More predictive of success is a passion for markets themselves–and especially the passion to understand what is going on in markets. When we prioritize understanding, the focus shifts from ourselves to what is happening in front of us. Sometimes not much is happening. Good trading in those situations can mean not trading. Mike Bellafiore recently made this point when describing the development of a trader who developed rules for when to not trade. Discipline–rule following–takes the place of ego: it’s not about trading, but about trading successfully.

Across performance activities, we can see that disciplined performance is a necessary phase of development. The basketball or football player learns to follow a game plan, not just do what they feel like doing. The poker player learns to fold when the cards aren’t right. It’s common for developing psychologists to learn their craft from manuals that are research-validated and that give them a game plan for helping people with various problems. Discipline is all about sublimating the ego to sound rules and principles.

Later phases of development find that disciplined rule-following turns into positive habit patterns. Calling the right plays, making the right moves, becomes second nature. Through repetition, the rules are internalized. Discipline is no longer needed to do the right thing. In this later phase of expertise, we see professionals able to read unique situations and make conscious decisions to veer from rules or modify them to the situation.

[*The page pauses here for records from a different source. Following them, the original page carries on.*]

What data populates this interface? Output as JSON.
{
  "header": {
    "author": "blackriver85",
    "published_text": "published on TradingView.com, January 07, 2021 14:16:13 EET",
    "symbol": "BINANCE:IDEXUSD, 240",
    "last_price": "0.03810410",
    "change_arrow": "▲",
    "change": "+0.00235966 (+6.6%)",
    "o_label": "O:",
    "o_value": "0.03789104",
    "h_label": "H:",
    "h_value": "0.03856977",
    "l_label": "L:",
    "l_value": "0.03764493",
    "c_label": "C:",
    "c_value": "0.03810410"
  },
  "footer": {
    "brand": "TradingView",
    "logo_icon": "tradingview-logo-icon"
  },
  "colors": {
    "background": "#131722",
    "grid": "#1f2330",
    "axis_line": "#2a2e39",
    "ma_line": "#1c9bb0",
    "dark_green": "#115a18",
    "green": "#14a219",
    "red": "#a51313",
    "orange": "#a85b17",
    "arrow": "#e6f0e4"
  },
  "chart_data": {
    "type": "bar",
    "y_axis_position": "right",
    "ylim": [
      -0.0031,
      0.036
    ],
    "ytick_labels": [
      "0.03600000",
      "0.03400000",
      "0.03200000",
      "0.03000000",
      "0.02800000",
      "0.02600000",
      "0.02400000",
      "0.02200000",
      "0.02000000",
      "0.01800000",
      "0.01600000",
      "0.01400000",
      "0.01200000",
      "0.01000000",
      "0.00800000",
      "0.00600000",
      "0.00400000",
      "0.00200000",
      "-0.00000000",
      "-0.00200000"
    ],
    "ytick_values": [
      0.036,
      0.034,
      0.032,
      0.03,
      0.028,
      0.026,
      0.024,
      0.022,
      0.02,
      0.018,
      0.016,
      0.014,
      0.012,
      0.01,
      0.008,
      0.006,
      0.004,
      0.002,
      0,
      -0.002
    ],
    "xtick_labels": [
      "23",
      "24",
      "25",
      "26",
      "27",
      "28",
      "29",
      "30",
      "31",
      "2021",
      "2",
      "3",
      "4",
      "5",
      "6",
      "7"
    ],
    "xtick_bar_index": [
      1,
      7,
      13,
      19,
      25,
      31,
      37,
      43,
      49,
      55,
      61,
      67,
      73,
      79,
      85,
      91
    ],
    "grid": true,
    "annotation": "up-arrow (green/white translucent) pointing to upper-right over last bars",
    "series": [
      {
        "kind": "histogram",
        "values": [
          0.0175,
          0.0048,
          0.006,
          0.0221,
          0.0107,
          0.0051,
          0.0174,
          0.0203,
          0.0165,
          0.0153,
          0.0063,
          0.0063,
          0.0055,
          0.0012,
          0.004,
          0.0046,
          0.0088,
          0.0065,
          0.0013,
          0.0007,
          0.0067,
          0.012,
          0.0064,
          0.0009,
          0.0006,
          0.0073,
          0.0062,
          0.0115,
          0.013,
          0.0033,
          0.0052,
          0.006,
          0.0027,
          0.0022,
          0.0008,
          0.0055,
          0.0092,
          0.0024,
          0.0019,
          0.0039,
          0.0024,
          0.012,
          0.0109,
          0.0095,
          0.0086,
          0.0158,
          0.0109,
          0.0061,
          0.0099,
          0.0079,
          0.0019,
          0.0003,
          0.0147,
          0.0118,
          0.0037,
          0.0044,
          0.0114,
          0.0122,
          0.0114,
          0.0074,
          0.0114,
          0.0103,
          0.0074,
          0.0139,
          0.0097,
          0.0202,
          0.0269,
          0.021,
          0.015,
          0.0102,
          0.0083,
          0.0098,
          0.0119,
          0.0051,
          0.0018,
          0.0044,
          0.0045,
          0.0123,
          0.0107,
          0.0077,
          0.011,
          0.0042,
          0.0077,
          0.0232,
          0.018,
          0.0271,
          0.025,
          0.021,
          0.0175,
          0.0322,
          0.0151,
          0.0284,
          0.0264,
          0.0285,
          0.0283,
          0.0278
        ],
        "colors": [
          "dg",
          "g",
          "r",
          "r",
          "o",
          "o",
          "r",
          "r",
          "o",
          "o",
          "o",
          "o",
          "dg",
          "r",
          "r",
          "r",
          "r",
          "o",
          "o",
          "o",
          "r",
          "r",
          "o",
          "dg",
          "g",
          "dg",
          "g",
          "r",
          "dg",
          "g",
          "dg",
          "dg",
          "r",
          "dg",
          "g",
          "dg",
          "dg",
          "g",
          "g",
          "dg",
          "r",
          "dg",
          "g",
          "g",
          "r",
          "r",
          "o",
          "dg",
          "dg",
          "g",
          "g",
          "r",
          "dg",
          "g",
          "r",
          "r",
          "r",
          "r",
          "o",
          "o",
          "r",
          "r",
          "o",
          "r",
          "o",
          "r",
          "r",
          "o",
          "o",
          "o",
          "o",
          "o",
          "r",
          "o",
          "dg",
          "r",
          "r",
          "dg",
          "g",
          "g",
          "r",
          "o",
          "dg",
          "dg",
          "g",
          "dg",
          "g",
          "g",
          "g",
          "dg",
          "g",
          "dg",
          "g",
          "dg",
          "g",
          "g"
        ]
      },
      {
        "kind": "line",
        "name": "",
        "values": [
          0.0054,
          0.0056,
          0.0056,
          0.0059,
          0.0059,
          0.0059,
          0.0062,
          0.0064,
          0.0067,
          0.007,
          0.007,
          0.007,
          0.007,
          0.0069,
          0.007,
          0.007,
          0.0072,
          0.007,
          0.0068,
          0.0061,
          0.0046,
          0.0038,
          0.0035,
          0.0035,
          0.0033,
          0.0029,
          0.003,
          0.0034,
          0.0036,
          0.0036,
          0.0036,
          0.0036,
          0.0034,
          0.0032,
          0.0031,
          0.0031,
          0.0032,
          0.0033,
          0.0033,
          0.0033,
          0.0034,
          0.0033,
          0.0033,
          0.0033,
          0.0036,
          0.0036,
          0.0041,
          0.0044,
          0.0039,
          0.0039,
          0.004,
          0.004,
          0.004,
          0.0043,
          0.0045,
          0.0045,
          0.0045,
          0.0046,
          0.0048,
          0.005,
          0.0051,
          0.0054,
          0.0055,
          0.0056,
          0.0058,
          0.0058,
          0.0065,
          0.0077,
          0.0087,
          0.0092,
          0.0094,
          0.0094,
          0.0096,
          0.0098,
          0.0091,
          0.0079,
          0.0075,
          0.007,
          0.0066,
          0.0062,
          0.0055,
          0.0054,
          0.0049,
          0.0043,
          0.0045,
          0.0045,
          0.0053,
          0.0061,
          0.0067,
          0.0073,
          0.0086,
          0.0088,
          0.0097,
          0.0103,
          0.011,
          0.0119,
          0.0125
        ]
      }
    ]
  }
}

Instead of following the therapy manual, a sensitive therapist may reach out to a distraught client and offer support. Instead of backing off trading in the afternoon hours, the index trader recognizes that relative volume has picked up and finds a great place to go short when buyers can’t retrace much of the morning’s losses. A football quarterback learns when to call an audible; a poker player learns when to bluff.

That is what professionalism is all about: Having so much experience that you not only follow good rules and processes, but you know how to adapt to unique situations as they present themselves. It takes discipline to become a good trader; it takes expertise to know when to veer from that discipline. It’s all about putting our own needs on a back burner and becoming ever more sensitive to what we are trading.